Шипело пламя над горкой хвороста, сухо щёлкали в костре тонкие ветки. Шут сидел прямо на земле по другую сторону костра и смотрел в огонь. В его глазах плясали красноватые блики.
— Значит, ты теперь идёшь домой? — спросил Шут. — В Край Зелёных холмов?
— Я всегда иду туда. Не только теперь.
— Где это хоть?
— Не знаю, — покачал головой Бард, тоже глядя в пламя. — Я сам хочу найти. Вот, ищу…
— Не знаешь? А зачем тогда тебя называют Бардом из Края Зелёных холмов?
Бард поднял глаза, взглянул на Шута.
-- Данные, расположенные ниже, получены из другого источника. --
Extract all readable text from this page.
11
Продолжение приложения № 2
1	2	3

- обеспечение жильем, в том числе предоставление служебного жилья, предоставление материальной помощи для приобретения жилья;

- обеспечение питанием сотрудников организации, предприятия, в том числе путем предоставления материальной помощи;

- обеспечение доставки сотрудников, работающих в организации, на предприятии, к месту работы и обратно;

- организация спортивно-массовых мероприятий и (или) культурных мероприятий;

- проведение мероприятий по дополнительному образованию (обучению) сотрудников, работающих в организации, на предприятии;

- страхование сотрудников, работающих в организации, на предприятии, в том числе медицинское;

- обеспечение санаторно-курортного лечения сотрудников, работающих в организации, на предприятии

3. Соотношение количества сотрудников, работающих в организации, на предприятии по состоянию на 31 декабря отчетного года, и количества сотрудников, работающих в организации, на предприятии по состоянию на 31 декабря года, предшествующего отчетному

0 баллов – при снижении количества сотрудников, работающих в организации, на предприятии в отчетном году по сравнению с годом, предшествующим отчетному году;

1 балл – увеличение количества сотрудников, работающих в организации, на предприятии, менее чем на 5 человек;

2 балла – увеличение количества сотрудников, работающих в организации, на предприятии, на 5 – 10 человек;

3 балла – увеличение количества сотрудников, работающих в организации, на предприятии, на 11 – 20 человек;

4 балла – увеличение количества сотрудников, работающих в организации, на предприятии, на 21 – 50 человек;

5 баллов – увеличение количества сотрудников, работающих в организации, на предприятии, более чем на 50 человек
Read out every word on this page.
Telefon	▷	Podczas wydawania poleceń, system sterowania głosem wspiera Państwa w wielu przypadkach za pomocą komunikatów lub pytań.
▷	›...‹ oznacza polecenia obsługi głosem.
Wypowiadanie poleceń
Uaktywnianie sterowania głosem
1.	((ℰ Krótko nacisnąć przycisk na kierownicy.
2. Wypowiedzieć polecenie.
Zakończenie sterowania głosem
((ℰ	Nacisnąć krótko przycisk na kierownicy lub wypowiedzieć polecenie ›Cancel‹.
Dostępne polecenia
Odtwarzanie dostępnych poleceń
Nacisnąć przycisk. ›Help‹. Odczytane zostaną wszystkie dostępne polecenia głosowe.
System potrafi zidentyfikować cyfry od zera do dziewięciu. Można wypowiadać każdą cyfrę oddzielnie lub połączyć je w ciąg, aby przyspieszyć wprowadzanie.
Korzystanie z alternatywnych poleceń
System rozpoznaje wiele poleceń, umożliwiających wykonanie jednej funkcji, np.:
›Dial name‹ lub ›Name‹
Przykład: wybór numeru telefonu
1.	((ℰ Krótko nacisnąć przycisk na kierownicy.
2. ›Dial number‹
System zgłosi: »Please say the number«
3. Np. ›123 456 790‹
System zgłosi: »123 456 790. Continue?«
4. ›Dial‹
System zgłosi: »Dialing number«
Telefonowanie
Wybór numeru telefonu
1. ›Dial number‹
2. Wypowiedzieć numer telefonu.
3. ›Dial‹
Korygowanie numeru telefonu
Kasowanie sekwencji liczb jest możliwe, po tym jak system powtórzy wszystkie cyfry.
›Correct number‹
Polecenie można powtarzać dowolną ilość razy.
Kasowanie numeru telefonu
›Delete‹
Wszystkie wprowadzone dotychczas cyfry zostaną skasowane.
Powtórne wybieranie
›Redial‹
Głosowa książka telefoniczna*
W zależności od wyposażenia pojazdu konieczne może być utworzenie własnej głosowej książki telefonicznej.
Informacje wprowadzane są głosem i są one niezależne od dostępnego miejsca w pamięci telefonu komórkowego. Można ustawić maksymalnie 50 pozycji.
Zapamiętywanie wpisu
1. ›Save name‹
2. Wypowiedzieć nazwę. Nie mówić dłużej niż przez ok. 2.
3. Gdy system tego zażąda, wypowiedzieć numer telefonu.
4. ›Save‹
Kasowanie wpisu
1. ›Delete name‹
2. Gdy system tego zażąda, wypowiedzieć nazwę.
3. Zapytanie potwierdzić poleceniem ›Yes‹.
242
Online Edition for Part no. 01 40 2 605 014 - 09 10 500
Синеватые тени и красные блики, дрожащие на его лице, делали это лицо похожим на страшную неживую маску, но в самом выражении ничего жуткого не было. Чтобы прогнать глупые мысли, уводящие в омутные глубины забытых страхов, Бард опять посмотрел в костёр.
— Когда-то мне приснился дивный сон, — медленно произнёс Бард. — Сон, где я был свободен, как птица, и лёгок, как весенний ветер. И в этом сне я увидел Край Зелёных холмов — место, где нет страхов, боли и сожаления… Понимаешь?
— Это называется рай, — процедил Шут, подкладывая в огонь ещё веток. Сухие ветки тут же затрещали, охваченные красноватой пеленой.
— Нет. Рай — это то, что после смерти, и то — выдумка для бедных земледельцев. Я не хочу ждать, чтобы выяснить, что меня ждёт там. Я сам хочу найти Край Зелёных холмов, и рано или поздно я найду его…
— Не торопился бы ты в рай. Успеешь. А что до холмов…
— Да не о том я! Зелёные холмы — это… — Бард неопределённо махнул рукой, хотя ясно было, что образ далёкого края всё же дорог ему. — Словом, не в них дело…
Шут недоуменно поднял глаза на Барда.
— Как же сказать… — задумался тот. — Ну… Зелёные холмы — только символ. Преддверие. За ними — целый мир, свободный, светлый. Я этот мир ищу. Пока я бреду по здешним дорогам, складывая в строчки свои мысли и отдавая по клочку души каждому, кто слушает меня, я приближаюсь к своему Краю Зелёных холмов.
— О-о, я понял, — без особых эмоций кивнул Шут. — Значит, идеальный мир хочешь построить?
— Я хочу прийти к нему.
— Долго же ты будешь идти такой дорогой. И вполне возможно, что не дойдёшь. Вспомни Орден, вспомни башни, вспомни многие мили каменных стен между кусками земли — и подумай, насколько хватит твоих сил.